The string printed can be readily parsed via the parse method on str.

Example

use chrono::NaiveDate;

assert_eq!(format!("{}", NaiveDate::from_ymd(2015,  9,  5)), "2015-09-05");
assert_eq!(format!("{}", NaiveDate::from_ymd(   0,  1,  1)), "0000-01-01");
assert_eq!(format!("{}", NaiveDate::from_ymd(9999, 12, 31)), "9999-12-31");

// examples of an explicit year sign
assert_eq!(format!("{}", NaiveDate::from_ymd(   -1,  1,  1)),  "-0001-01-01");
assert_eq!(format!("{}", NaiveDate::from_ymd(10000, 12, 31)), "+10000-12-31");

fn fmt(&self, f: &mut Formatter) -> Result

Formats the value using the given formatter.
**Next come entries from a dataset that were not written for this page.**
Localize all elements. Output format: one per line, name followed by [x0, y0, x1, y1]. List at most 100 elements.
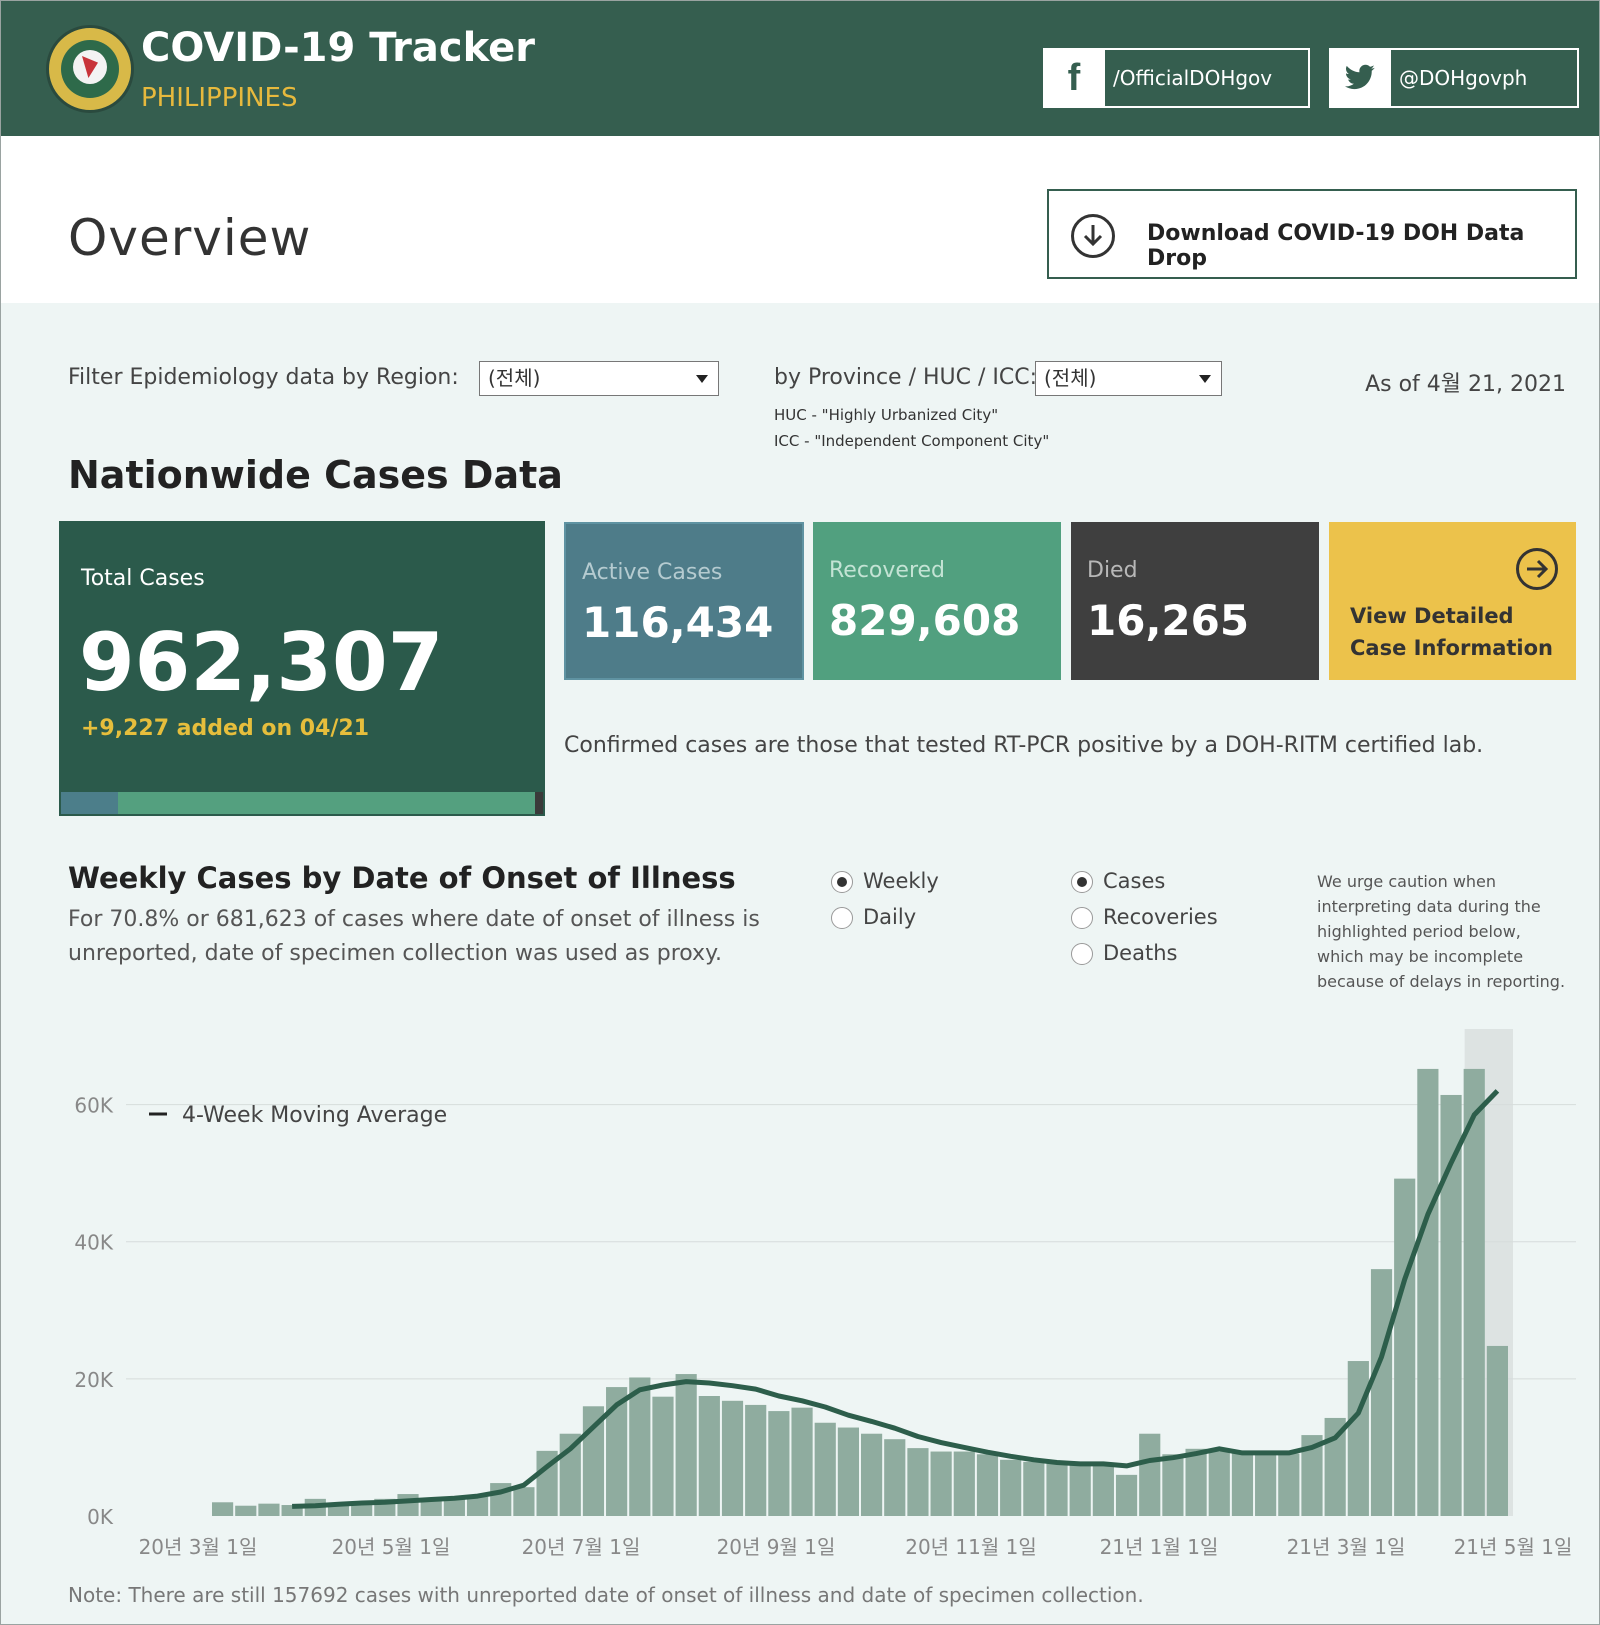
- bar: [698, 1396, 720, 1516]
- bar: [1278, 1453, 1300, 1516]
- radio-weekly[interactable]: Weekly: [831, 869, 939, 893]
- total-cases-card: Total Cases 962,307 +9,227 added on 04/2…: [59, 521, 545, 816]
- bar: [513, 1487, 535, 1516]
- footer-note: Note: There are still 157692 cases with …: [68, 1583, 1144, 1607]
- bar: [1231, 1452, 1254, 1516]
- bar: [606, 1387, 628, 1516]
- bar: [420, 1500, 442, 1516]
- caution-note: We urge caution when interpreting data d…: [1317, 872, 1566, 991]
- bar: [930, 1451, 952, 1516]
- bar: [1301, 1435, 1323, 1516]
- confirmed-note: Confirmed cases are those that tested RT…: [564, 733, 1484, 758]
- x-tick-label: 20년 3월 1일: [139, 1535, 258, 1559]
- bar: [1046, 1462, 1068, 1516]
- bar: [466, 1496, 489, 1516]
- region-dropdown[interactable]: (전체): [479, 361, 719, 396]
- radio-checked-icon: [1071, 871, 1093, 893]
- x-tick-label: 20년 5월 1일: [332, 1535, 451, 1559]
- y-tick-label: 20K: [74, 1368, 113, 1392]
- radio-deaths-label: Deaths: [1103, 941, 1178, 965]
- download-data-drop-button[interactable]: Download COVID-19 DOH Data Drop: [1047, 189, 1577, 279]
- bar: [1463, 1068, 1485, 1516]
- bar: [1092, 1463, 1114, 1516]
- bar: [884, 1439, 906, 1516]
- radio-checked-icon: [831, 871, 853, 893]
- x-tick-label: 20년 7월 1일: [522, 1535, 641, 1559]
- recovered-label: Recovered: [829, 558, 946, 583]
- x-tick-label: 21년 3월 1일: [1287, 1535, 1406, 1559]
- bar: [976, 1454, 999, 1516]
- download-icon: [1071, 214, 1115, 258]
- bar: [1208, 1451, 1230, 1516]
- doh-seal-icon: [46, 25, 134, 113]
- bar: [1394, 1178, 1416, 1516]
- bar: [1440, 1094, 1462, 1516]
- view-detailed-line1: View Detailed: [1350, 604, 1514, 628]
- weekly-cases-chart: 0K 20K 40K 60K 4-Week Moving Average 20년 3월 1…: [74, 1029, 1576, 1559]
- radio-weekly-label: Weekly: [863, 869, 939, 893]
- active-share: [61, 792, 119, 814]
- bar: [1115, 1474, 1138, 1516]
- bar: [721, 1400, 744, 1516]
- radio-deaths[interactable]: Deaths: [1071, 941, 1177, 965]
- weekly-title: Weekly Cases by Date of Onset of Illness: [68, 861, 736, 895]
- twitter-link[interactable]: @DOHgovph: [1329, 48, 1579, 108]
- facebook-handle: /OfficialDOHgov: [1105, 50, 1308, 106]
- x-tick-label: 21년 1월 1일: [1100, 1535, 1219, 1559]
- radio-daily-label: Daily: [863, 905, 917, 929]
- radio-recoveries[interactable]: Recoveries: [1071, 905, 1218, 929]
- bar: [1162, 1454, 1184, 1516]
- chevron-down-icon: [1199, 375, 1211, 383]
- recovered-value: 829,608: [829, 596, 1021, 645]
- total-cases-value: 962,307: [79, 616, 444, 709]
- province-dropdown[interactable]: (전체): [1035, 361, 1222, 396]
- app-subtitle: PHILIPPINES: [141, 83, 298, 113]
- radio-cases-label: Cases: [1103, 869, 1166, 893]
- died-value: 16,265: [1087, 596, 1250, 645]
- bar: [791, 1407, 813, 1516]
- active-cases-card: Active Cases 116,434: [564, 522, 804, 680]
- region-filter-label: Filter Epidemiology data by Region:: [68, 365, 459, 390]
- bar: [443, 1496, 465, 1516]
- chevron-down-icon: [696, 375, 708, 383]
- facebook-link[interactable]: f /OfficialDOHgov: [1043, 48, 1310, 108]
- view-detailed-line2: Case Information: [1350, 636, 1553, 660]
- app-title: COVID-19 Tracker: [141, 25, 535, 71]
- bar: [768, 1411, 790, 1516]
- download-label: Download COVID-19 DOH Data Drop: [1147, 221, 1525, 271]
- facebook-icon: f: [1067, 56, 1081, 99]
- bar: [1486, 1345, 1508, 1516]
- bar: [652, 1396, 674, 1516]
- bar: [745, 1404, 767, 1516]
- bar: [629, 1377, 651, 1516]
- bar: [1370, 1269, 1393, 1516]
- twitter-handle: @DOHgovph: [1391, 50, 1577, 106]
- y-tick-label: 40K: [74, 1231, 113, 1255]
- case-share-bar: [61, 792, 543, 814]
- legend-label: 4-Week Moving Average: [182, 1103, 447, 1128]
- y-tick-label: 60K: [74, 1094, 113, 1118]
- bar: [1139, 1433, 1161, 1516]
- bar: [1069, 1463, 1091, 1516]
- region-dropdown-value: (전체): [488, 366, 541, 390]
- arrow-right-circle-icon: [1516, 548, 1558, 590]
- radio-daily[interactable]: Daily: [831, 905, 916, 929]
- radio-recoveries-label: Recoveries: [1103, 905, 1218, 929]
- province-filter-label: by Province / HUC / ICC:: [774, 365, 1038, 390]
- moving-average-line: [292, 1089, 1500, 1509]
- bar: [235, 1505, 257, 1516]
- bar: [212, 1502, 234, 1516]
- bar: [1417, 1068, 1439, 1516]
- as-of-date: As of 4월 21, 2021: [1365, 372, 1566, 397]
- total-cases-label: Total Cases: [81, 566, 205, 591]
- province-dropdown-value: (전체): [1044, 366, 1097, 390]
- weekly-note: For 70.8% or 681,623 of cases where date…: [68, 907, 760, 966]
- radio-cases[interactable]: Cases: [1071, 869, 1165, 893]
- nationwide-title: Nationwide Cases Data: [68, 453, 563, 497]
- view-detailed-button[interactable]: View Detailed Case Information: [1329, 522, 1576, 680]
- bar: [953, 1451, 975, 1516]
- died-share: [534, 792, 543, 814]
- header-bar: COVID-19 Tracker PHILIPPINES f /Official…: [1, 1, 1599, 136]
- bar: [397, 1494, 419, 1516]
impl FromStr for NaiveDate

Parsing a str into a NaiveDate uses the same format, %Y-%m-%d, as Debug and Display.

Example

use chrono::NaiveDate;

let d = NaiveDate::from_ymd(2015, 9, 18);
assert_eq!(format!("{}", d).parse::<NaiveDate>(), Ok(d));

let d = NaiveDate::from_ymd(12345, 6, 7);
assert_eq!(format!("{}", d).parse::<NaiveDate>(), Ok(d));

assert!("foo".parse::<NaiveDate>().is_err());

type Err = ParseError

The associated error which can be returned from parsing.

fn from_str(s: &str) -> ParseResult<NaiveDate>

Parses a string s to return a value of this type.